Card game launched in 2009

Hacker is a dedicated deck card game for 3–6 players published by Steve Jackson Games (SJG) in 1992.

==History==

In early 1990, SJG was developing a game called GURPS Cyberpunk. On March 1 of that year, the company was raided by the United States Secret Service as part of a nationwide investigation of data piracy. The agents took computers, printers, hard drives, at least one pocket calculator, over 300 floppy disks, and an entire BBS server. In the court case that followed, the Secret Services justified their actions by calling GURPS Cyberpunk "a handbook for computer crime".

In 1992, SJG made a card game called Hacker based on the Secret Service's beliefs.

In 1993, SJG released the supplement Hacker II: The Dark Side, which added new rules and new cards to the gameplay.

==Gameplay==
The original game has 110 cards, 172 die-cut cardboard counters, 53 thin cardstock counters, two network ID cards, and a plastic ziplock bag.
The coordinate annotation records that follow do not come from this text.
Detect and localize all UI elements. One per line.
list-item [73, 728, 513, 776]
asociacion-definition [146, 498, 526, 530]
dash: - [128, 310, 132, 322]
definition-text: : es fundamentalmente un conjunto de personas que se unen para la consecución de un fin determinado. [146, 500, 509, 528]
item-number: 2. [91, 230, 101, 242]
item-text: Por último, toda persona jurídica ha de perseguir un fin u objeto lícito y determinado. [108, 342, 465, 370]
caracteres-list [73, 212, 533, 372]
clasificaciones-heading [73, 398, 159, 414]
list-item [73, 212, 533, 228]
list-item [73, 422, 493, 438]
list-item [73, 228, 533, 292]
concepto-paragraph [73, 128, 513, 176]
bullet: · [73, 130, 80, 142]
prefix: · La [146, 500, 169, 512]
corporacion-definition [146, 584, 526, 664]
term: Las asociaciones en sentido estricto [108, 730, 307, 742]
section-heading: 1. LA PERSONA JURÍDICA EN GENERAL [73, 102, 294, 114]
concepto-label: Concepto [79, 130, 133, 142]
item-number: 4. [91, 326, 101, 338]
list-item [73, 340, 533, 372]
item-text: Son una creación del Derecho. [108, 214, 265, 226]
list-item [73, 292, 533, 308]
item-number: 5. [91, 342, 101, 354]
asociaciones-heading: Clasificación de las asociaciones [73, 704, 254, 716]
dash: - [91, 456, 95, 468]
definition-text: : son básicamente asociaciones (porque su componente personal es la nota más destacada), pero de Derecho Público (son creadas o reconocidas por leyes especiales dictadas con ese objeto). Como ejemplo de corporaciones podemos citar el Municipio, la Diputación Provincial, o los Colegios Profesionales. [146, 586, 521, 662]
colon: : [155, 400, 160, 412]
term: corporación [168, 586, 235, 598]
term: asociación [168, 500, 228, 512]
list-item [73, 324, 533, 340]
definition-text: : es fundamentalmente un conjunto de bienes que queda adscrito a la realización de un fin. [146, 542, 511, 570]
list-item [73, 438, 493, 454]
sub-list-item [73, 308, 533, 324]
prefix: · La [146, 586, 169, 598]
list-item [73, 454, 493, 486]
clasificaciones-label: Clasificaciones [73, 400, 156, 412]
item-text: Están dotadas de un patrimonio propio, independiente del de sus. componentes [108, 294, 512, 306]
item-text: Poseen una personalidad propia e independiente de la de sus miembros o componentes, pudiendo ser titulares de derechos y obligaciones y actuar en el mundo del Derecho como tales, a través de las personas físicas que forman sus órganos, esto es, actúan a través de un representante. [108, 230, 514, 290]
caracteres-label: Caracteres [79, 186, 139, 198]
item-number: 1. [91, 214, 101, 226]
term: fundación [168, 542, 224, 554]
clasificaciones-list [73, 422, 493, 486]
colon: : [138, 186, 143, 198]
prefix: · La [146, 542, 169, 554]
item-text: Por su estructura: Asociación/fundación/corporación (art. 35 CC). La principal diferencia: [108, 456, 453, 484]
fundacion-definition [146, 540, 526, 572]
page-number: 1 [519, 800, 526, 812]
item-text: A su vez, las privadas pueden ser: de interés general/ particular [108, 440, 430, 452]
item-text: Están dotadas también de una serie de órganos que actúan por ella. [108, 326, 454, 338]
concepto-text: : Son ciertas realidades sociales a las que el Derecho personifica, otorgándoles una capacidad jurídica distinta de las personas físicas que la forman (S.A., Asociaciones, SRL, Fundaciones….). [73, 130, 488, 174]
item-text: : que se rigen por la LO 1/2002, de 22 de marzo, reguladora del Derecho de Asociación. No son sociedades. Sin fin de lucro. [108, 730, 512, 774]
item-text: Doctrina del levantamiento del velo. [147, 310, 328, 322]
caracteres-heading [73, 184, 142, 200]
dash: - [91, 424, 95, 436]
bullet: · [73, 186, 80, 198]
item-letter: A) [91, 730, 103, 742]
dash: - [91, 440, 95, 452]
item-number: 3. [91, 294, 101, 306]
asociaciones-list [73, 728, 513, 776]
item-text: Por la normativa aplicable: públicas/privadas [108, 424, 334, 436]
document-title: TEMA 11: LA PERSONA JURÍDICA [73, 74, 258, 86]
The players use cards to construct a computer network, and then roll dice to try and infiltrate the system. Successful entry gains access to new systems, or the ability to crash the system or upgrade the player's equipment. If too many hackers try to infiltrate the same system, it initiates a system housecleaning. A player can also be raided by the FBI or Secret Service.
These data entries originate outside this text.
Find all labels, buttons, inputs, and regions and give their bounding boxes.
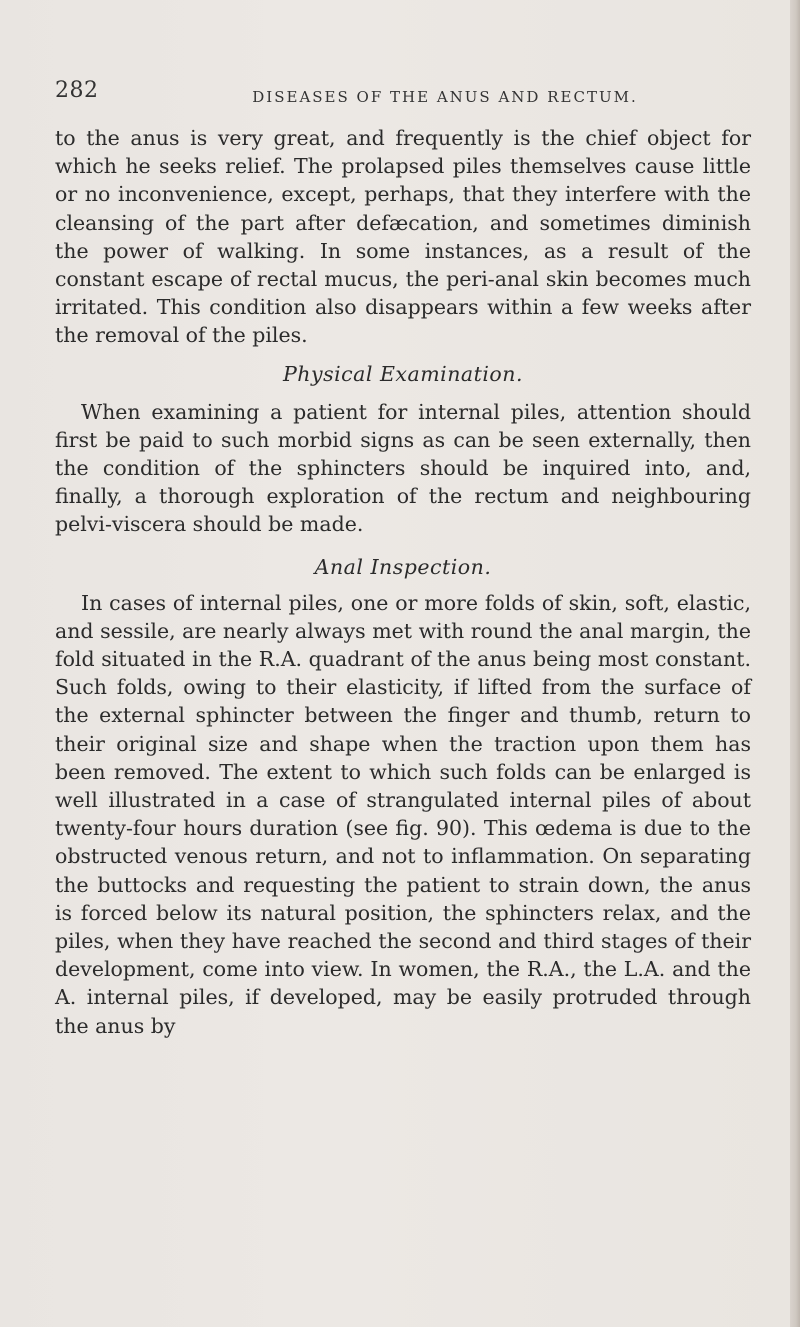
paragraph-examination: When examining a patient for internal piles, attention should first be paid to such morbid signs as can be seen externally, then the condition of the sphincters should be inquired into, and, finally, a thorough exploration of the rectum and neighbouring pelvi-viscera should be made. <box>55 399 751 537</box>
paragraph-anal-inspection: In cases of internal piles, one or more folds of skin, soft, elastic, and sessile, are nearly always met with round the anal margin, the fold situated in the R.A. quadrant of the anus being most constant. Such folds, owing to their elasticity, if lifted from the surface of the external sphincter between the finger and thumb, return to their original size and shape when the traction upon them has been removed. The extent to which such folds can be enlarged is well illustrated in a case of strangulated internal piles of about twenty-four hours duration (see fig. 90). This œdema is due to the obstructed venous return, and not to inflammation. On separating the buttocks and requesting the patient to strain down, the anus is forced below its natural position, the sphincters relax, and the piles, when they have reached the second and third stages of their development, come into view. In women, the R.A., the L.A. and the A. internal piles, if developed, may be easily protruded through the anus by <box>55 590 751 1038</box>
page-body <box>55 124 751 1040</box>
page-edge-shadow <box>790 0 800 1327</box>
section-heading-physical-examination: Physical Examination. <box>283 361 523 386</box>
section-heading-anal-inspection: Anal Inspection. <box>314 554 492 579</box>
page-number: 282 <box>55 78 99 103</box>
page-header <box>55 78 755 108</box>
running-title: DISEASES OF THE ANUS AND RECTUM. <box>252 88 638 106</box>
paragraph-continuation: to the anus is very great, and frequently is the chief object for which he seeks relief. The prolapsed piles themselves cause little or no inconvenience, except, perhaps, that they interfere with the cleansing of the part after defæcation, and sometimes diminish the power of walking. In some instances, as a result of the constant escape of rectal mucus, the peri-anal skin becomes much irritated. This condition also disappears within a few weeks after the removal of the piles. <box>55 126 751 348</box>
The first player to gain access to 12 systems wins the game.

==Reception==
Allen Varney reviewed the game twice for Dragon:
- In the September 1992 edition (Issue 185), Varney found the game didn't have enough player interaction. Varney also didn't like the length of the game, which he felt went on too long because "When a Hacker game player pulls ahead of the pack and becomes 'Net Ninja', the others can bring down the Ninja easily, leading to a draggy war of attrition." Varney concluded, "[Steve] Jackson has made a fair hack at the subject... but he should have debugged a few more times before running it."
- A year later, in the December 1993 edition Varney gave a retrospective thumbs down to the game because of the lack of differentiation between players' roles. "Though individual roles aren’t vital, it helps when a social game gives each player a unique identity — a particular game position, a special power, or just a name. Hacker misses a bet on this count."

==Awards==
Hacker won the 1992 Origins Award for Best Modern-Day Boardgame.

Hacker II won the 1993 Origins Award for Best Modern-Day Boardgame.